Örneğin TÜBİTAK Bilim Fuarları Destekleme Programı kapsamında Adana Bahtiyar Vahapzade Sosyal Bilimler Lisesi’nde düzenlenen “Bilim Fuarı”ndaki “Emr-i Ferman Yerini Bulmuştur Hünkarım” başlıklı projede Osmanlı Hukuk Sistemindeki “ürkünç” cezaları, “övgü”yle anlatılıyor.

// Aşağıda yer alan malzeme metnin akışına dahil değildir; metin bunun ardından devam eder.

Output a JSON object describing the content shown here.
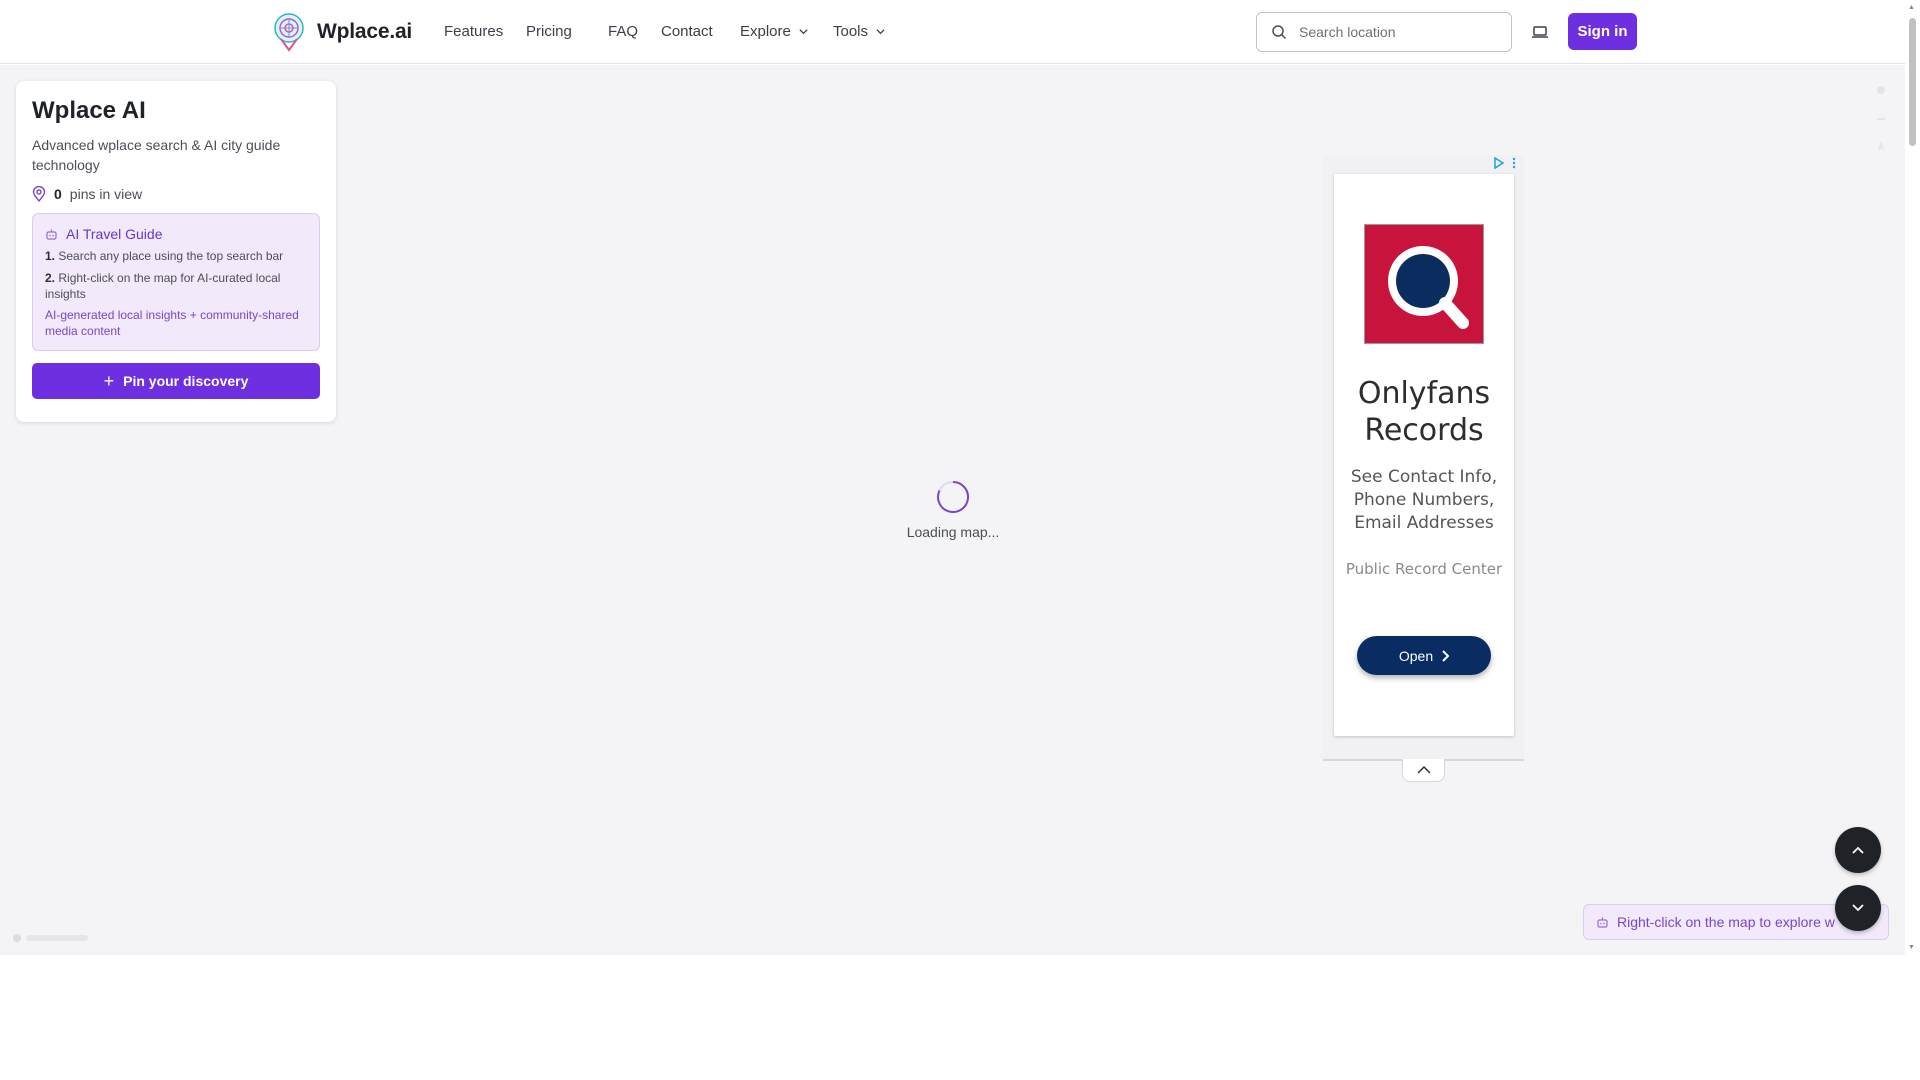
{
  "header": {
    "brand": "Wplace.ai",
    "nav": [
      {
        "label": "Features",
        "dropdown": false
      },
      {
        "label": "Pricing",
        "dropdown": false
      },
      {
        "label": "FAQ",
        "dropdown": false
      },
      {
        "label": "Contact",
        "dropdown": false
      },
      {
        "label": "Explore",
        "dropdown": true
      },
      {
        "label": "Tools",
        "dropdown": true
      }
    ],
    "search_placeholder": "Search location",
    "signin_label": "Sign in"
  },
  "info_card": {
    "title": "Wplace AI",
    "description": "Advanced wplace search & AI city guide technology",
    "pins_count": "0",
    "pins_label": "pins in view",
    "guide": {
      "title": "AI Travel Guide",
      "step1_num": "1.",
      "step1": "Search any place using the top search bar",
      "step2_num": "2.",
      "step2": "Right-click on the map for AI-curated local insights",
      "note": "AI-generated local insights + community-shared media content"
    },
    "pin_button": "Pin your discovery"
  },
  "map": {
    "loading_text": "Loading map...",
    "hint": "Right-click on the map to explore w"
  },
  "ad": {
    "title": "Onlyfans Records",
    "description": "See Contact Info, Phone Numbers, Email Addresses",
    "source": "Public Record Center",
    "open_label": "Open"
  },
  "colors": {
    "accent": "#6d2fe0",
    "guide_bg": "#f2e9fb",
    "map_bg": "#f4f4f7",
    "ad_logo": "#c8133d",
    "ad_button": "#092d63"
  },
  "icons": [
    "logo-icon",
    "chevron-down-icon",
    "search-icon",
    "laptop-icon",
    "map-pin-icon",
    "robot-icon",
    "plus-icon",
    "spinner-icon",
    "ad-choices-icon",
    "chevron-right-icon",
    "chevron-up-icon"
  ]
}
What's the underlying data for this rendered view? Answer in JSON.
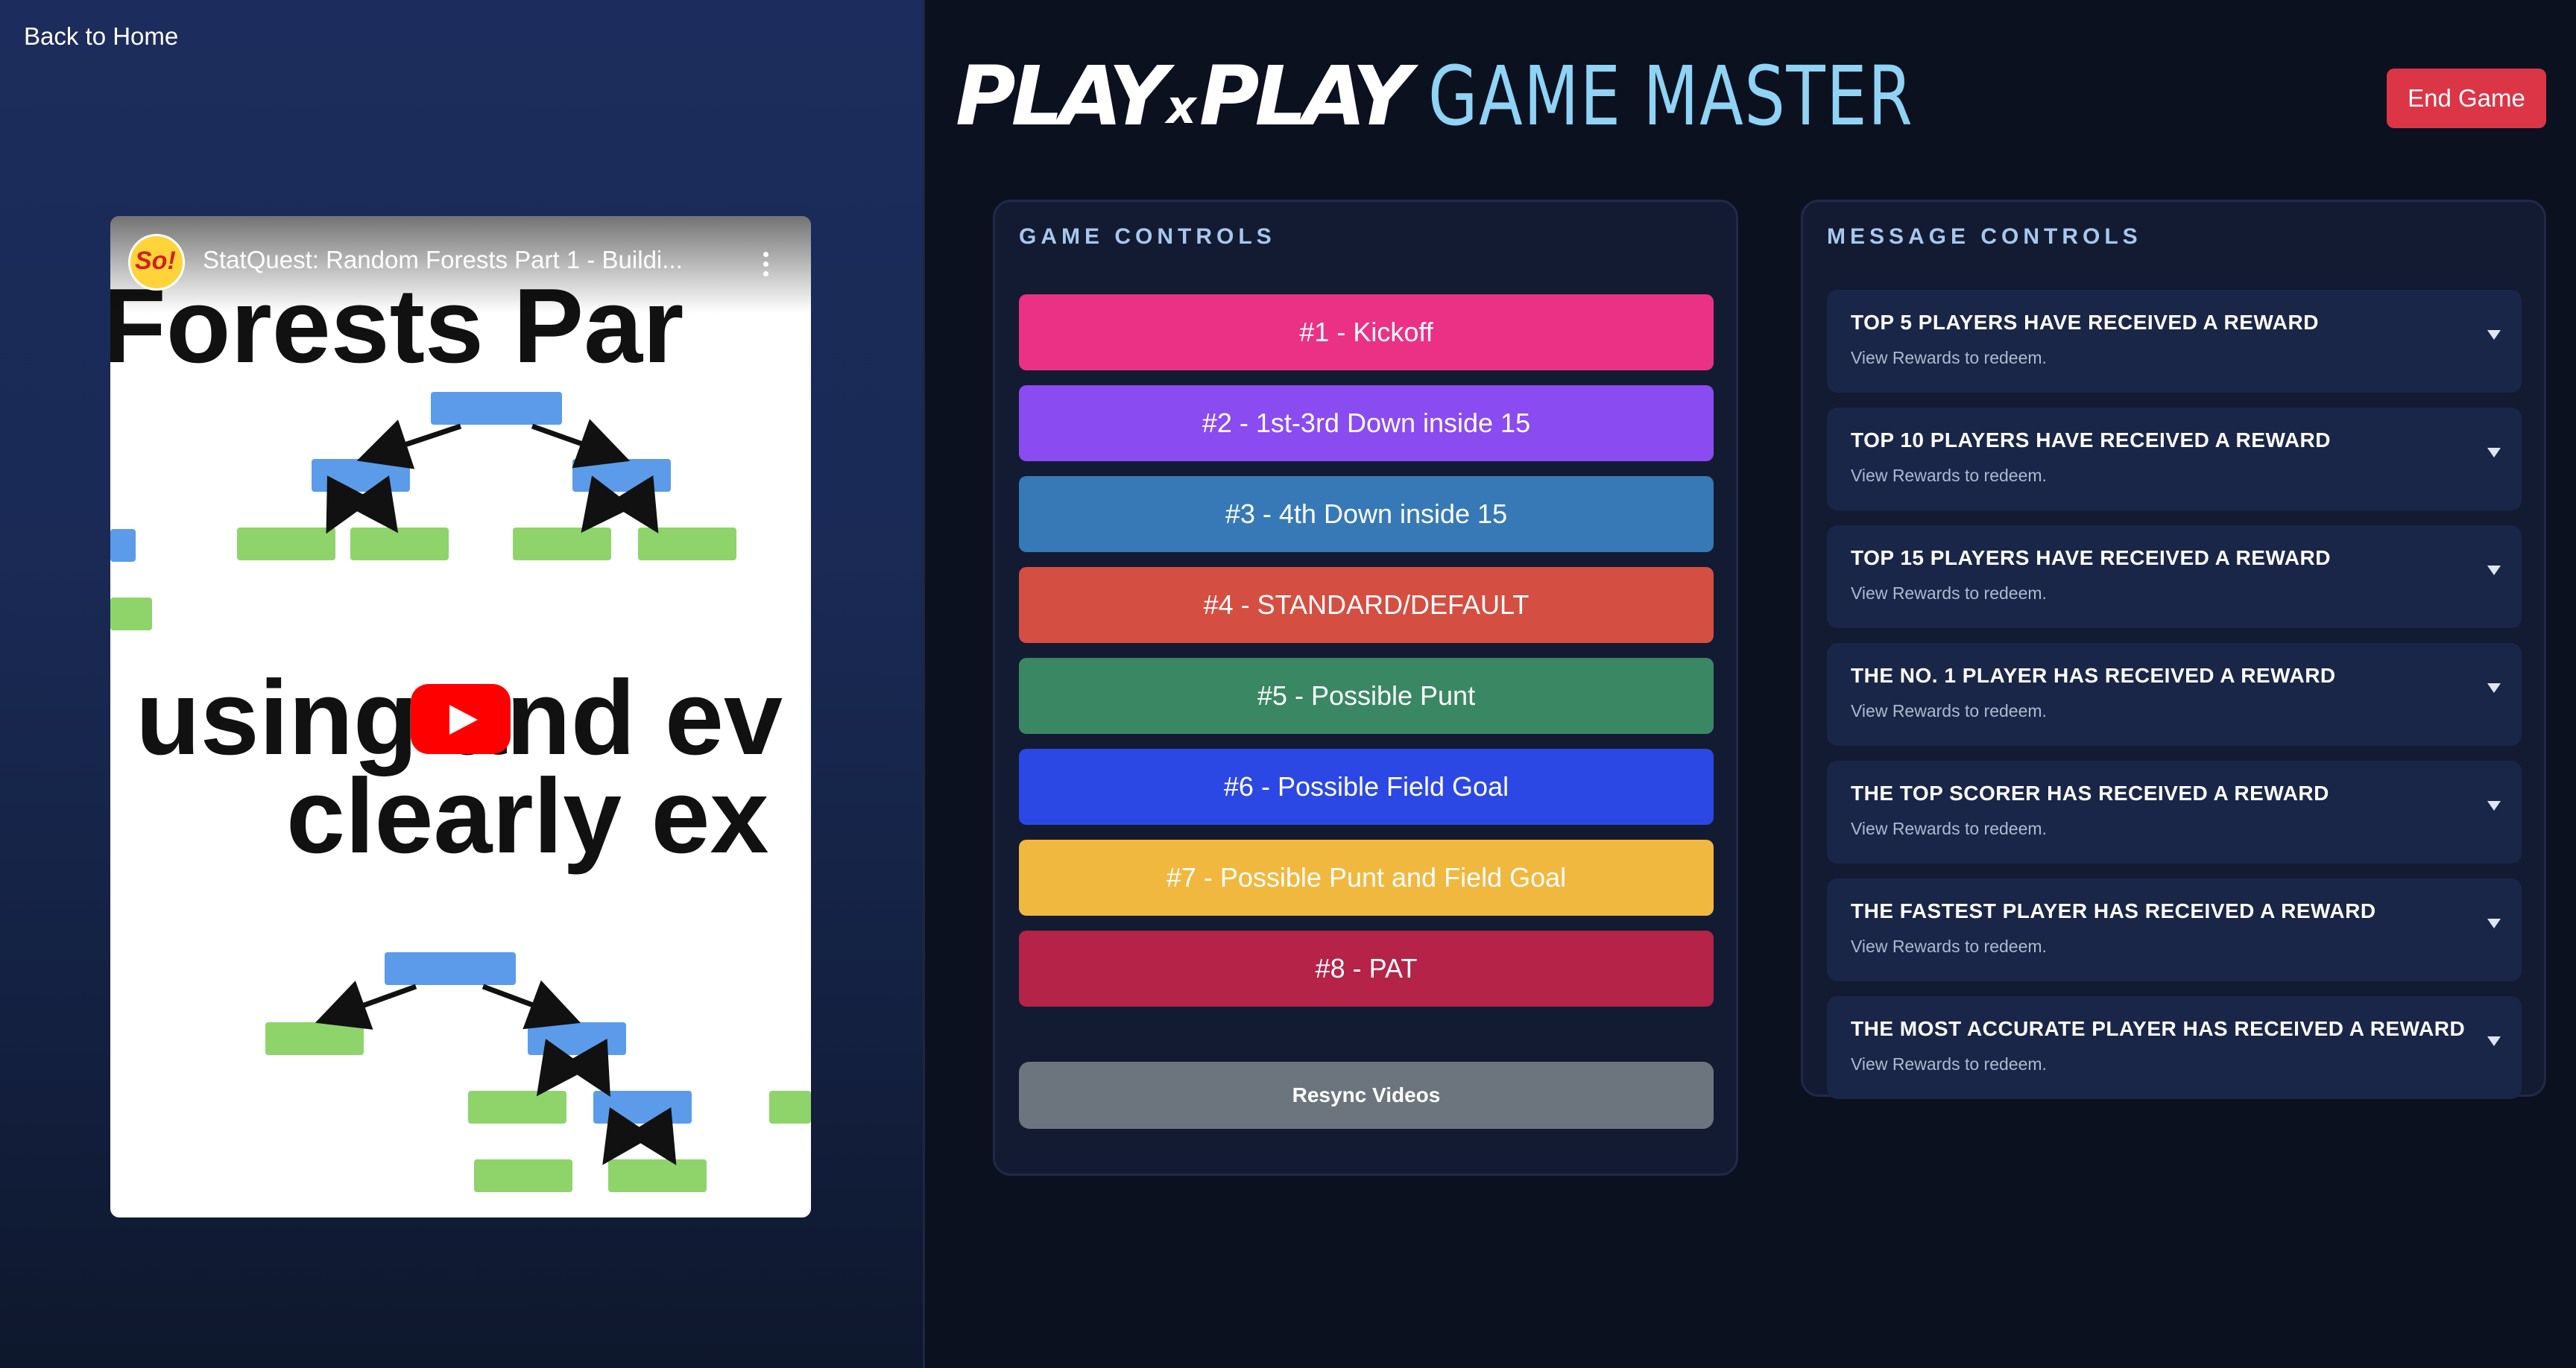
{
  "nav": {
    "back_label": "Back to Home"
  },
  "header": {
    "brand_play": "PLAY",
    "brand_x": "x",
    "brand_play2": "PLAY",
    "brand_rest": "GAME MASTER",
    "end_game_label": "End Game"
  },
  "video": {
    "title": "StatQuest: Random Forests Part 1 - Buildi...",
    "avatar_text": "So!",
    "slide_lines": [
      "Forests Par",
      "using and ev",
      "clearly ex"
    ],
    "colors": {
      "node_blue": "#5b9bea",
      "leaf_green": "#8ed46a"
    }
  },
  "game_controls": {
    "title": "GAME CONTROLS",
    "buttons": [
      {
        "label": "#1 - Kickoff",
        "color": "#ea3185"
      },
      {
        "label": "#2 - 1st-3rd Down inside 15",
        "color": "#8a4bf0"
      },
      {
        "label": "#3 - 4th Down inside 15",
        "color": "#3779b6"
      },
      {
        "label": "#4 - STANDARD/DEFAULT",
        "color": "#d54e42"
      },
      {
        "label": "#5 - Possible Punt",
        "color": "#3a8863"
      },
      {
        "label": "#6 - Possible Field Goal",
        "color": "#2c48e4"
      },
      {
        "label": "#7 - Possible Punt and Field Goal",
        "color": "#f1b83f"
      },
      {
        "label": "#8 - PAT",
        "color": "#b52348"
      }
    ],
    "resync_label": "Resync Videos"
  },
  "message_controls": {
    "title": "MESSAGE CONTROLS",
    "items": [
      {
        "title": "TOP 5 PLAYERS HAVE RECEIVED A REWARD",
        "subtitle": "View Rewards to redeem."
      },
      {
        "title": "TOP 10 PLAYERS HAVE RECEIVED A REWARD",
        "subtitle": "View Rewards to redeem."
      },
      {
        "title": "TOP 15 PLAYERS HAVE RECEIVED A REWARD",
        "subtitle": "View Rewards to redeem."
      },
      {
        "title": "THE NO. 1 PLAYER HAS RECEIVED A REWARD",
        "subtitle": "View Rewards to redeem."
      },
      {
        "title": "THE TOP SCORER HAS RECEIVED A REWARD",
        "subtitle": "View Rewards to redeem."
      },
      {
        "title": "THE FASTEST PLAYER HAS RECEIVED A REWARD",
        "subtitle": "View Rewards to redeem."
      },
      {
        "title": "THE MOST ACCURATE PLAYER HAS RECEIVED A REWARD",
        "subtitle": "View Rewards to redeem."
      }
    ]
  }
}
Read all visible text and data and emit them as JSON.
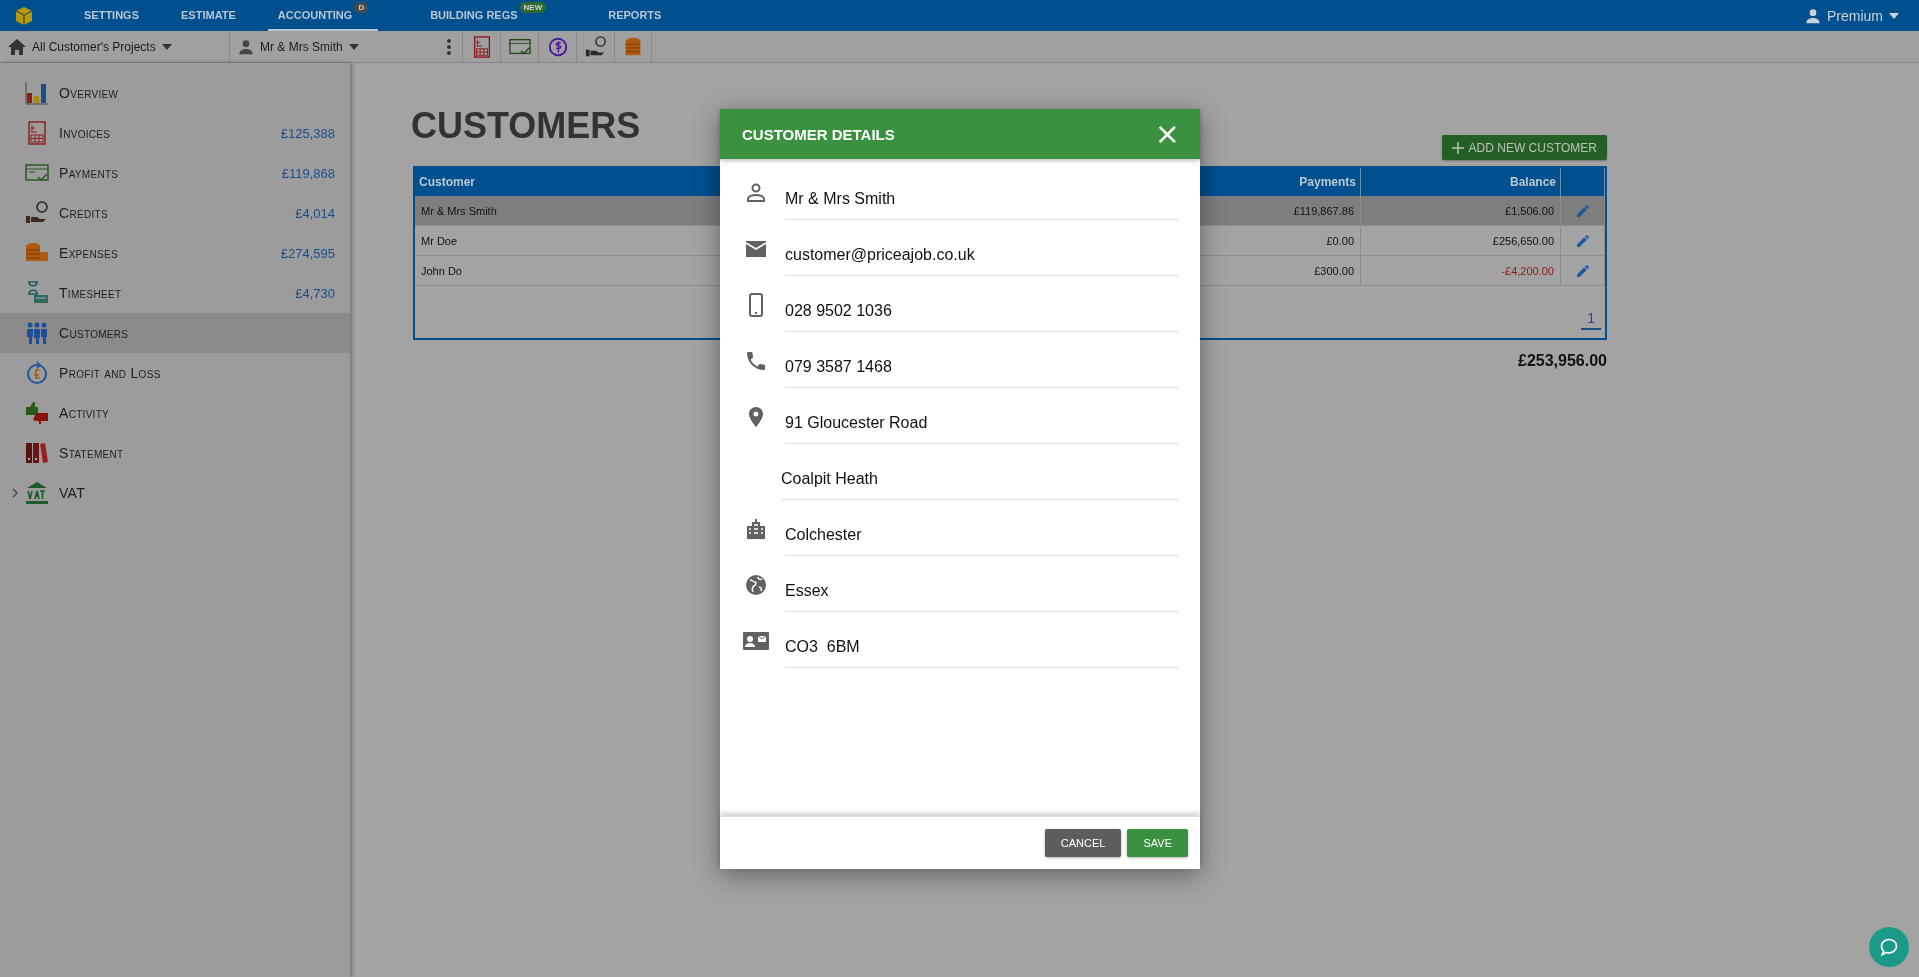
{
  "nav": {
    "tabs": [
      {
        "label": "SETTINGS",
        "selected": false
      },
      {
        "label": "ESTIMATE",
        "selected": false
      },
      {
        "label": "ACCOUNTING",
        "selected": true,
        "badge": {
          "text": "D",
          "color": "#4a4a4a"
        }
      },
      {
        "label": "BUILDING REGS",
        "selected": false,
        "badge": {
          "text": "NEW",
          "color": "#2f6a2f"
        }
      },
      {
        "label": "REPORTS",
        "selected": false
      }
    ],
    "user": "Premium"
  },
  "toolbar": {
    "project": "All Customer's Projects",
    "customer": "Mr & Mrs Smith"
  },
  "sidebar": {
    "items": [
      {
        "label": "Overview",
        "selected": false
      },
      {
        "label": "Invoices",
        "amount": "£125,388",
        "selected": false
      },
      {
        "label": "Payments",
        "amount": "£119,868",
        "selected": false
      },
      {
        "label": "Credits",
        "amount": "£4,014",
        "selected": false
      },
      {
        "label": "Expenses",
        "amount": "£274,595",
        "selected": false
      },
      {
        "label": "Timesheet",
        "amount": "£4,730",
        "selected": false
      },
      {
        "label": "Customers",
        "selected": true
      },
      {
        "label": "Profit and Loss",
        "selected": false
      },
      {
        "label": "Activity",
        "selected": false
      },
      {
        "label": "Statement",
        "selected": false
      },
      {
        "label": "VAT",
        "selected": false,
        "expanded": false
      }
    ]
  },
  "page": {
    "title": "CUSTOMERS",
    "add_button": "ADD NEW CUSTOMER",
    "table": {
      "columns": [
        "Customer",
        "Payments",
        "Balance"
      ],
      "rows": [
        {
          "customer": "Mr & Mrs Smith",
          "payments": "£119,867.86",
          "balance": "£1,506.00",
          "negative": false,
          "selected": true
        },
        {
          "customer": "Mr Doe",
          "payments": "£0.00",
          "balance": "£256,650.00",
          "negative": false,
          "selected": false
        },
        {
          "customer": "John Do",
          "payments": "£300.00",
          "balance": "-£4,200.00",
          "negative": true,
          "selected": false
        }
      ],
      "pages": [
        {
          "label": "1",
          "selected": true
        }
      ]
    },
    "total": "£253,956.00"
  },
  "dialog": {
    "title": "CUSTOMER DETAILS",
    "close": "×",
    "fields": [
      {
        "kind": "person",
        "value": "Mr & Mrs Smith"
      },
      {
        "kind": "email",
        "value": "customer@priceajob.co.uk"
      },
      {
        "kind": "mobile",
        "value": "028 9502 1036"
      },
      {
        "kind": "phone",
        "value": "079 3587 1468"
      },
      {
        "kind": "address",
        "value": "91 Gloucester Road"
      },
      {
        "kind": "address2",
        "value": "Coalpit Heath"
      },
      {
        "kind": "city",
        "value": "Colchester"
      },
      {
        "kind": "county",
        "value": "Essex"
      },
      {
        "kind": "postcode",
        "value": "CO3  6BM"
      }
    ],
    "buttons": [
      {
        "kind": "cancel",
        "label": "CANCEL"
      },
      {
        "kind": "save",
        "label": "SAVE"
      }
    ]
  }
}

“Zina yapana testislerinin yedirilmesi, suçlunun derisinin yüzülerek vücuda tuz basılması” gibi cezaların ayrıntıları ile anlatıldığı öğretmen danışmanlığında hazırlanan projede, “Osmanlı ceza politikası sadistçe değil zekicedir” sonucuna varılıyor!

Emr-i Ferman Yerini Bulmuştur adlı projede yer alan ifadelerin bazıları şöyle:

“Testislerini Yedirmek: Zina yapan adamın cinsel organı kesilir ve adama yedirilir.

İbret Taşı: İdam edilecek kişi İstanbul dışındaysa kesilen başın bozulmaması için bal dolu torbaya konulur, sultanın huzuruna getirilirdi. Tepsi içinde padişaha gösterilip ibret taşına konur, üç gün teşhir edilirdi. Bunun en bilinen örneği Viyana kuşatmasındaki başarısızlığı sebebiyle başı kesilen ve bal torbasına konulan Merzifonlu Kara Mustafa Paşa.

Recm (Taşa Tutma): Genelde bir Müslüman bir Hıristiyan ile ilişki kurarsa bu kişi cezaya çarptırılırdı. Bu ceza Müslüman ve evli bir kadınla Hıristiyan bir erkeğin ilişki yaşadığı öğrenilince uygulanmıştır. Cellatlar, Müslümanların kesik başlarını infazdan sonra cesedi sırt üstü yatırarak koltuğunun altına koyarlardı. Bu yüzden devletin üst düzey görevlileri, “kelle koltukta geziyoruz” ifadesini çok terennüm ederlerdi. Müslüman olmayanlar yüzükoyun yatırılarak başları kıçlarının üstüne konurdu.”[3]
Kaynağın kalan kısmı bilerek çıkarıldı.